入江泰吉記念写真美術館にて
緑のラインを颯爽と走る鹿のマークの電気バスは、観光客の多い興福寺周辺の道を抜けて、若葉かげの春日大社の方へ、音も立てずにすうっと進んだ。
その日、入江泰吉記念写真美術館に行こうと思ったのは、このごろ写真熱が上がっていたというのはもちろんあるが、それよりも、この展示の「大阪時代の文楽」というテーマに惹かれていたからで、その会期が迫っていることを思い出し、思い立って出かけたのだった。文楽がモチーフでなければ、わざわざ奈良まで足を運んではいなかったと思う。
梅雨晴れ間の明るい空、子鹿を連れた母鹿を横目に、バスは観光客のほとんどない木陰を抜けて、土壁の細道に入る。浮見堂の辺りまでくると奈良の都を思わせるなだらかな丘陵地になり、この辺まで来ると、観光客を見上げてお煎餅をねだる鹿はいなくなり、頭を垂れて草をはむ「神様のお使い」としての鹿の姿が増えてくる。

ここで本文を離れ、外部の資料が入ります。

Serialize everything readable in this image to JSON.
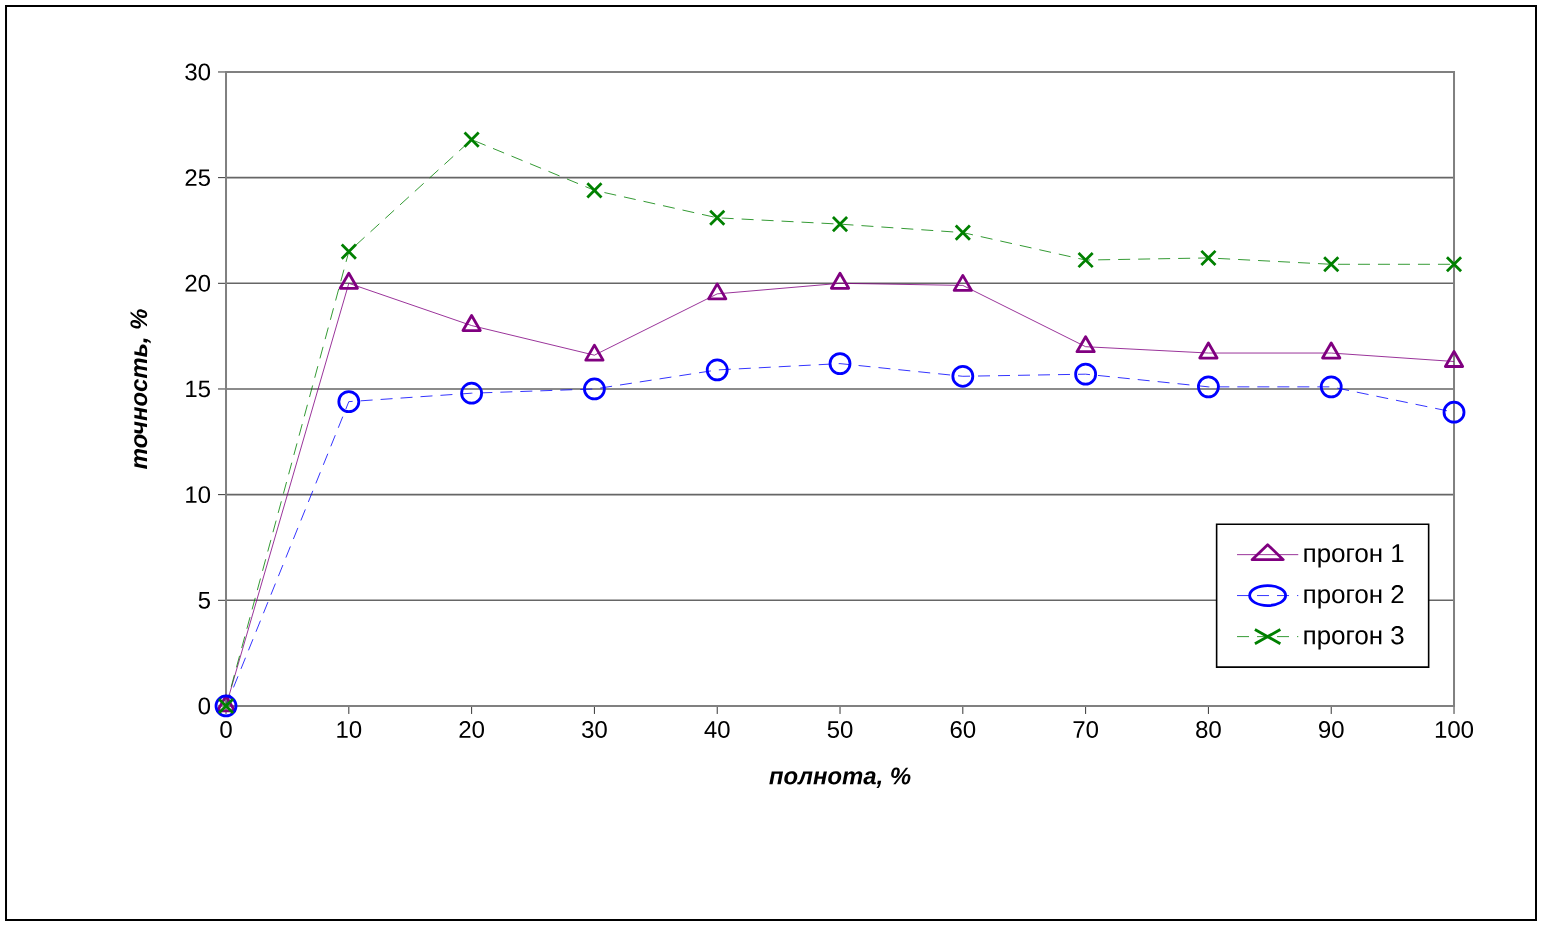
{
  "chart_data": {
    "type": "line",
    "xlabel": "полнота, %",
    "ylabel": "точность, %",
    "x": [
      0,
      10,
      20,
      30,
      40,
      50,
      60,
      70,
      80,
      90,
      100
    ],
    "xlim": [
      0,
      100
    ],
    "xticks": [
      0,
      10,
      20,
      30,
      40,
      50,
      60,
      70,
      80,
      90,
      100
    ],
    "ylim": [
      0,
      30
    ],
    "yticks": [
      0,
      5,
      10,
      15,
      20,
      25,
      30
    ],
    "grid": "y",
    "legend": "bottom right",
    "series": [
      {
        "name": "прогон 1",
        "color": "#800080",
        "marker": "triangle",
        "line_style": "solid",
        "values": [
          0,
          20.0,
          18.0,
          16.6,
          19.5,
          20.0,
          19.9,
          17.0,
          16.7,
          16.7,
          16.3
        ]
      },
      {
        "name": "прогон 2",
        "color": "#0000ff",
        "marker": "circle",
        "line_style": "dashed",
        "values": [
          0,
          14.4,
          14.8,
          15.0,
          15.9,
          16.2,
          15.6,
          15.7,
          15.1,
          15.1,
          13.9
        ]
      },
      {
        "name": "прогон 3",
        "color": "#008000",
        "marker": "cross",
        "line_style": "dashed",
        "values": [
          0,
          21.5,
          26.8,
          24.4,
          23.1,
          22.8,
          22.4,
          21.1,
          21.2,
          20.9,
          20.9
        ]
      }
    ]
  }
}
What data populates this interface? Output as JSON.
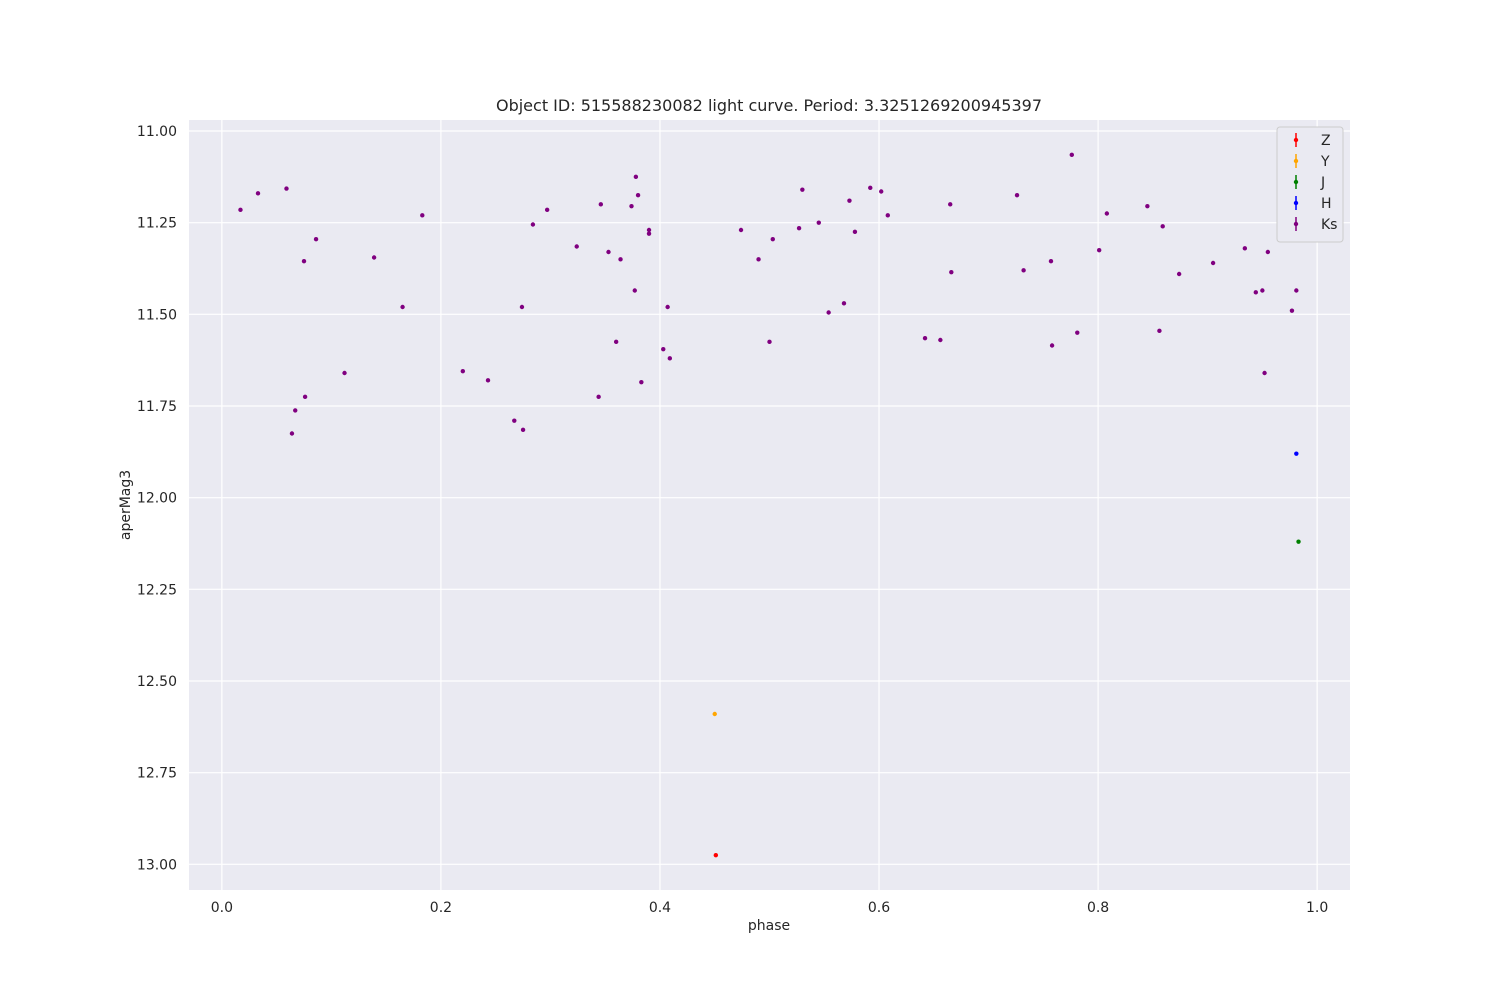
{
  "chart_data": {
    "type": "scatter",
    "title": "Object ID: 515588230082 light curve. Period: 3.3251269200945397",
    "xlabel": "phase",
    "ylabel": "aperMag3",
    "xlim": [
      -0.03,
      1.03
    ],
    "ylim": [
      13.07,
      10.97
    ],
    "y_inverted": true,
    "xticks": [
      0.0,
      0.2,
      0.4,
      0.6,
      0.8,
      1.0
    ],
    "xtick_labels": [
      "0.0",
      "0.2",
      "0.4",
      "0.6",
      "0.8",
      "1.0"
    ],
    "yticks": [
      11.0,
      11.25,
      11.5,
      11.75,
      12.0,
      12.25,
      12.5,
      12.75,
      13.0
    ],
    "ytick_labels": [
      "11.00",
      "11.25",
      "11.50",
      "11.75",
      "12.00",
      "12.25",
      "12.50",
      "12.75",
      "13.00"
    ],
    "grid": true,
    "legend_position": "top-right",
    "series": [
      {
        "name": "Z",
        "color": "#ff0000",
        "points": [
          [
            0.451,
            12.975
          ]
        ]
      },
      {
        "name": "Y",
        "color": "#ffa500",
        "points": [
          [
            0.45,
            12.59
          ]
        ]
      },
      {
        "name": "J",
        "color": "#008000",
        "points": [
          [
            0.983,
            12.12
          ]
        ]
      },
      {
        "name": "H",
        "color": "#0000ff",
        "points": [
          [
            0.981,
            11.88
          ]
        ]
      },
      {
        "name": "Ks",
        "color": "#800080",
        "points": [
          [
            0.017,
            11.215
          ],
          [
            0.033,
            11.17
          ],
          [
            0.059,
            11.157
          ],
          [
            0.064,
            11.825
          ],
          [
            0.067,
            11.762
          ],
          [
            0.075,
            11.355
          ],
          [
            0.076,
            11.725
          ],
          [
            0.086,
            11.295
          ],
          [
            0.112,
            11.66
          ],
          [
            0.139,
            11.345
          ],
          [
            0.165,
            11.48
          ],
          [
            0.183,
            11.23
          ],
          [
            0.22,
            11.655
          ],
          [
            0.243,
            11.68
          ],
          [
            0.267,
            11.79
          ],
          [
            0.274,
            11.48
          ],
          [
            0.275,
            11.815
          ],
          [
            0.284,
            11.255
          ],
          [
            0.297,
            11.215
          ],
          [
            0.324,
            11.315
          ],
          [
            0.344,
            11.725
          ],
          [
            0.346,
            11.2
          ],
          [
            0.353,
            11.33
          ],
          [
            0.36,
            11.575
          ],
          [
            0.364,
            11.35
          ],
          [
            0.374,
            11.205
          ],
          [
            0.377,
            11.435
          ],
          [
            0.378,
            11.125
          ],
          [
            0.38,
            11.175
          ],
          [
            0.383,
            11.685
          ],
          [
            0.39,
            11.27
          ],
          [
            0.39,
            11.28
          ],
          [
            0.403,
            11.595
          ],
          [
            0.407,
            11.48
          ],
          [
            0.409,
            11.62
          ],
          [
            0.474,
            11.27
          ],
          [
            0.49,
            11.35
          ],
          [
            0.5,
            11.575
          ],
          [
            0.503,
            11.295
          ],
          [
            0.527,
            11.265
          ],
          [
            0.53,
            11.16
          ],
          [
            0.545,
            11.25
          ],
          [
            0.554,
            11.495
          ],
          [
            0.568,
            11.47
          ],
          [
            0.573,
            11.19
          ],
          [
            0.578,
            11.275
          ],
          [
            0.592,
            11.155
          ],
          [
            0.602,
            11.165
          ],
          [
            0.608,
            11.23
          ],
          [
            0.642,
            11.565
          ],
          [
            0.656,
            11.57
          ],
          [
            0.665,
            11.2
          ],
          [
            0.666,
            11.385
          ],
          [
            0.726,
            11.175
          ],
          [
            0.732,
            11.38
          ],
          [
            0.757,
            11.355
          ],
          [
            0.758,
            11.585
          ],
          [
            0.776,
            11.065
          ],
          [
            0.781,
            11.55
          ],
          [
            0.801,
            11.325
          ],
          [
            0.808,
            11.225
          ],
          [
            0.845,
            11.205
          ],
          [
            0.856,
            11.545
          ],
          [
            0.859,
            11.26
          ],
          [
            0.874,
            11.39
          ],
          [
            0.905,
            11.36
          ],
          [
            0.934,
            11.32
          ],
          [
            0.944,
            11.44
          ],
          [
            0.95,
            11.435
          ],
          [
            0.952,
            11.66
          ],
          [
            0.955,
            11.33
          ],
          [
            0.977,
            11.49
          ],
          [
            0.981,
            11.435
          ]
        ]
      }
    ]
  }
}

目的地の、写真美術館は「高畑町」にあるが、バスは「破石町」で降りる。もう少し先まで行くと、「帯解寺」というお寺もあり、「高畑」とか「破石」「帯解」と言う名にも、天平の、朴訥とした神話的な奈良王朝の息吹を感じる。

バスを降りて閑静な住宅街をまっすぐ歩き、右に曲がるとすぐ写真館がある。入江泰吉といえば、万葉のふるさと「大和」を撮る写真家として有名だということを、私は白洲正子さんの随筆で知った。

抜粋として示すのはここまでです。